Spring is my least favorite season. Too unpredictable. I do like the light feeling of shedding winter coats. But the temperatures fluctuate so much, the sun is fickle, and there is mud. In winter it is cold, gray and snowy. If a sunny day comes along we can enjoy it as a welcome break in the monotony, but we don't expect it to stay sunny. In the fall, there is a crispness in the air that is welcome after the heat of summer. In summer it is hot, too hot usually for my tastes, but I live far enough north that I don't worry about that too much. But spring? You do have the flowers blooming and trees budding...sometime that will happen here. But, overall, I could do without this season.

Monday, April 6, 2009

Two sociological items

In the last couple of weeks I've seen or heard two things that I would like to use as examples in my introductory sociology course. The first is the movie Frozen River. It is great examples of culture, immigration, poverty, and family. The story involves a mother, who desparate for money, transports illegal immigrants across the Canadian-Upstate NY border. Since the border runs through Mohawk territory, there is some question about the legality of the action. In the course of the action, she befriends a young Mohawk woman trying to regain custody of her son. The story of their relationship to each other, to their children and family, and to the "authorities" in their culture all highlight the interdependence of individuals.

Today, I heard an excellent segment on language on Morning Edition. Here is the link

http://www.npr.org/templates/story/story.php?storyId=102518565&sc=emaf

The story, titled, Shakespeare Had Roses All Wrong, discusses the meanings attached to words. Krulwich, who is a great science reporter (check out Radio Lab), describes research on the meanings attached to a word like "bridge" by speakers of different languages.
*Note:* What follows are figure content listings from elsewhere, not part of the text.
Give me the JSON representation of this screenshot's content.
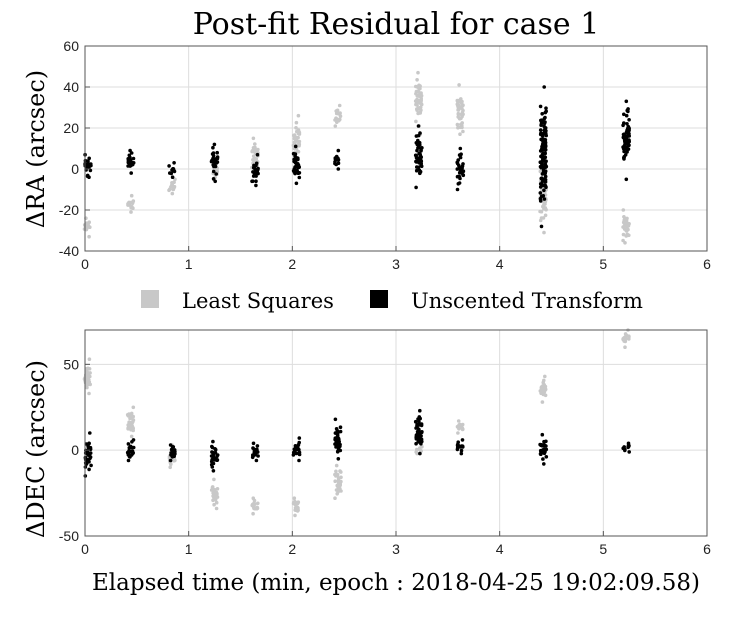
{
  "chart_data": {
    "type": "scatter",
    "title": "Post-fit Residual for case 1",
    "xlabel": "Elapsed time (min, epoch : 2018-04-25 19:02:09.58)",
    "legend": {
      "placement": "between-panels",
      "entries": [
        {
          "name": "Least Squares",
          "color": "#c8c8c8"
        },
        {
          "name": "Unscented Transform",
          "color": "#000000"
        }
      ]
    },
    "grid": true,
    "panels": [
      {
        "ylabel": "ΔRA (arcsec)",
        "xlim": [
          0,
          6
        ],
        "ylim": [
          -40,
          60
        ],
        "xticks": [
          "0",
          "1",
          "2",
          "3",
          "4",
          "5",
          "6"
        ],
        "xtick_values": [
          0,
          1,
          2,
          3,
          4,
          5,
          6
        ],
        "yticks": [
          "-40",
          "-20",
          "0",
          "20",
          "40",
          "60"
        ],
        "ytick_values": [
          -40,
          -20,
          0,
          20,
          40,
          60
        ],
        "series": [
          {
            "name": "Least Squares",
            "color": "#c8c8c8",
            "clusters": [
              {
                "x": 0.02,
                "ymin": -33,
                "ymax": -24
              },
              {
                "x": 0.44,
                "ymin": -21,
                "ymax": -13
              },
              {
                "x": 0.84,
                "ymin": -12,
                "ymax": -5
              },
              {
                "x": 1.25,
                "ymin": -5,
                "ymax": 3
              },
              {
                "x": 1.64,
                "ymin": -2,
                "ymax": 15
              },
              {
                "x": 2.04,
                "ymin": 4,
                "ymax": 26
              },
              {
                "x": 2.44,
                "ymin": 21,
                "ymax": 31
              },
              {
                "x": 3.22,
                "ymin": 17,
                "ymax": 47
              },
              {
                "x": 3.62,
                "ymin": 17,
                "ymax": 41
              },
              {
                "x": 4.42,
                "ymin": -31,
                "ymax": 2
              },
              {
                "x": 5.22,
                "ymin": -36,
                "ymax": -20
              }
            ]
          },
          {
            "name": "Unscented Transform",
            "color": "#000000",
            "clusters": [
              {
                "x": 0.03,
                "ymin": -4,
                "ymax": 7
              },
              {
                "x": 0.44,
                "ymin": -2,
                "ymax": 9
              },
              {
                "x": 0.84,
                "ymin": -4,
                "ymax": 3
              },
              {
                "x": 1.25,
                "ymin": -6,
                "ymax": 12
              },
              {
                "x": 1.64,
                "ymin": -8,
                "ymax": 7
              },
              {
                "x": 2.04,
                "ymin": -7,
                "ymax": 11
              },
              {
                "x": 2.44,
                "ymin": 0,
                "ymax": 9
              },
              {
                "x": 3.22,
                "ymin": -9,
                "ymax": 21
              },
              {
                "x": 3.62,
                "ymin": -10,
                "ymax": 10
              },
              {
                "x": 4.42,
                "ymin": -28,
                "ymax": 40
              },
              {
                "x": 5.22,
                "ymin": -5,
                "ymax": 33
              }
            ]
          }
        ]
      },
      {
        "ylabel": "ΔDEC (arcsec)",
        "xlim": [
          0,
          6
        ],
        "ylim": [
          -50,
          70
        ],
        "xticks": [
          "0",
          "1",
          "2",
          "3",
          "4",
          "5",
          "6"
        ],
        "xtick_values": [
          0,
          1,
          2,
          3,
          4,
          5,
          6
        ],
        "yticks": [
          "-50",
          "0",
          "50"
        ],
        "ytick_values": [
          -50,
          0,
          50
        ],
        "series": [
          {
            "name": "Least Squares",
            "color": "#c8c8c8",
            "clusters": [
              {
                "x": 0.02,
                "ymin": 33,
                "ymax": 53
              },
              {
                "x": 0.44,
                "ymin": 8,
                "ymax": 25
              },
              {
                "x": 0.84,
                "ymin": -10,
                "ymax": 3
              },
              {
                "x": 1.25,
                "ymin": -34,
                "ymax": -17
              },
              {
                "x": 1.64,
                "ymin": -37,
                "ymax": -28
              },
              {
                "x": 2.04,
                "ymin": -38,
                "ymax": -28
              },
              {
                "x": 2.44,
                "ymin": -28,
                "ymax": -9
              },
              {
                "x": 3.22,
                "ymin": -2,
                "ymax": 2
              },
              {
                "x": 3.62,
                "ymin": 10,
                "ymax": 17
              },
              {
                "x": 4.42,
                "ymin": 28,
                "ymax": 43
              },
              {
                "x": 5.22,
                "ymin": 60,
                "ymax": 70
              }
            ]
          },
          {
            "name": "Unscented Transform",
            "color": "#000000",
            "clusters": [
              {
                "x": 0.03,
                "ymin": -15,
                "ymax": 10
              },
              {
                "x": 0.44,
                "ymin": -6,
                "ymax": 6
              },
              {
                "x": 0.84,
                "ymin": -6,
                "ymax": 3
              },
              {
                "x": 1.25,
                "ymin": -12,
                "ymax": 5
              },
              {
                "x": 1.64,
                "ymin": -6,
                "ymax": 4
              },
              {
                "x": 2.04,
                "ymin": -6,
                "ymax": 7
              },
              {
                "x": 2.44,
                "ymin": -5,
                "ymax": 18
              },
              {
                "x": 3.22,
                "ymin": -2,
                "ymax": 23
              },
              {
                "x": 3.62,
                "ymin": -2,
                "ymax": 6
              },
              {
                "x": 4.42,
                "ymin": -8,
                "ymax": 9
              },
              {
                "x": 5.22,
                "ymin": -1,
                "ymax": 4
              }
            ]
          }
        ]
      }
    ]
  }
}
In some languages the word is considered "feminine," in others it is considered "masculine." Speakers of those languages used different adjectives to describe a generic bridge. In the "feminine" languages, they used words like "delicate" or "graceful." In the "masculine" languages, they used words like "sturdy" or "strong." It is an interesting description of the ways in which language influences us.

Saturday, April 4, 2009

Learning to be Diplomatic

My younger son is learning how to be diplomatic. We went for a haircut today and his barber is a mom (is there a term for a woman barber?) who has a son the same age and in the same school. As she was cutting his hair she started to ask about some of the other boys in that grade, one kid in particular. She wondered what he was like in school, who he hung out with, etc. Evan seemed to answer pretty honestly, although he struggled for some words. For instance, he said, "Well he doesn't seem to try that hard at his schoolwork" (meaning goofs off). Or, "I think the best word to describe his is 'distant'." (meaning has few friends).

Turns out the barber's son and this boy had become friends, but since then her son's grades had dropped. She wondered if he was a "bad influence." She went on to ask about her son, how he got along with others at school, did he have friends, and so on. I could tell Evan was trying to be nice, but honest, at the same time.

On the drive home, he said, "that was kind of an uncomfortable conversation!" I agreed that it was a little difficult, but that often parents want to hear from other kids about what goes on at school. He asked if I thought he had handled it well, I told him I did. He commented, "I was trying to be nice to both Mrs. J and to J." He thought for awhile, and then said, "I wouldn't really say it was fun, but it did make me think a lot. It was kind of tricky to know what to say and I had to concentrate. It was sort of a challenge." I would have to say that he handled it all pretty well, and is well on his way to being a diplomat, especially if he thinks that kind of thinking is fun.